Who Is Responsible?
Many Arab feminist movements and intellectuals have been obsessed in identifying the parties and institutions that continue to obstruct women’s rise in the Arab world. Questions that emerge include: Who is responsible for the problems engulfing women in Arab societies and who is responsible for lack of female participation in the public sphere? It is argued by those activists and academics that failing to answer those questions, or ignoring to name the real culprits, runs the risk of extending women’s problems much further into the future.
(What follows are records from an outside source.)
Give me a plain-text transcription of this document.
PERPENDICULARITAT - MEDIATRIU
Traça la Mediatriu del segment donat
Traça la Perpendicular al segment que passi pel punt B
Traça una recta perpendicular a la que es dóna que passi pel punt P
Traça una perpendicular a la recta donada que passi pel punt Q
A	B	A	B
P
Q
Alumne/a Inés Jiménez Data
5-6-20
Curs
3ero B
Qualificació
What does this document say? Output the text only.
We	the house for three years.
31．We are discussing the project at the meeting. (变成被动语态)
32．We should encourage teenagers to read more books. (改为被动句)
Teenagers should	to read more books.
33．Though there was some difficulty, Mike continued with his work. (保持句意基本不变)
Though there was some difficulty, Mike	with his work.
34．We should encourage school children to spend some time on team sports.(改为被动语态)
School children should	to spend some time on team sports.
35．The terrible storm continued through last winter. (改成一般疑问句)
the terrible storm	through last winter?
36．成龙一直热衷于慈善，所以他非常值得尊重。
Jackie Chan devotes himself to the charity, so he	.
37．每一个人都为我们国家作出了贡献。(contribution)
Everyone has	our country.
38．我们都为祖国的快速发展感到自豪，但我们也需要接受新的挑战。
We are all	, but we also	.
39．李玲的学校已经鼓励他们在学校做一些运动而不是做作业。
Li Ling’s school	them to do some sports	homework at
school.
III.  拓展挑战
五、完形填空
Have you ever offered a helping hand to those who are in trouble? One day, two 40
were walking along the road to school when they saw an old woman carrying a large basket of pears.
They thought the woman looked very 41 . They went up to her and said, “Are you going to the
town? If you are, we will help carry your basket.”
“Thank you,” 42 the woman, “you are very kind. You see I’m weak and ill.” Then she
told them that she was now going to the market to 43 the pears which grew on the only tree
While answering such questions is always important, there is a risk with an over-indulgence in naming a culprit. Some blame the “religious right” while others blame the essential fabric of Arab society. such a blame game often leads to no tangible changes for Arab women. What would it serve to attribute underdevelopment problems to the premise that women are hated in this part of the world?31 Behind being grossly erroneous, there is no use of such distorted conclusions other than reaffirming the false image of the enslaved Arab woman who needs to be saved. It is true, as explained in detail in earlier chapters, that there are severe problems that need to be addressed. Yet blaming the Arab culture or religious ideals for perpetrating misogynistic attitudes is not only inaccurate, but it also fails to recognize the complexity of factors that work together to the detriment of women in the Arab world. This was noted by Max Fisher who responded to misogynistic charges against Arab culture when he asserted that it is not Islam,32 or racism, or “hate” that is responsible for sexism in the Arab world:
If that misogyny is so innately Arab, why is there such wide variance between Arab societies? Why did Egypt’s hateful “they” elect only 2 percent women to its post-revolutionary legislature, while Tunisia’s hateful “they” elected 27 percent, far short of half but still significantly more than America’s 17 percent? Why are so many misogynist Arab practices as or more common in the non-Arab societies of sub-Saharan Africa or South Asia? After all, nearly every society in history has struggled with sexism, and maybe still is.33
Blaming the culture of the Arabs, or the religious right34 for misogynistic attitudes often starts a cycle of blames and counter-blames that accomplish no real objective. This would feed the rifts that engulf Arab communities in terms of conflicting understandings in explaining the reasons behind women’s problems, their lack of participation in the public space, and the ways to best address those issues.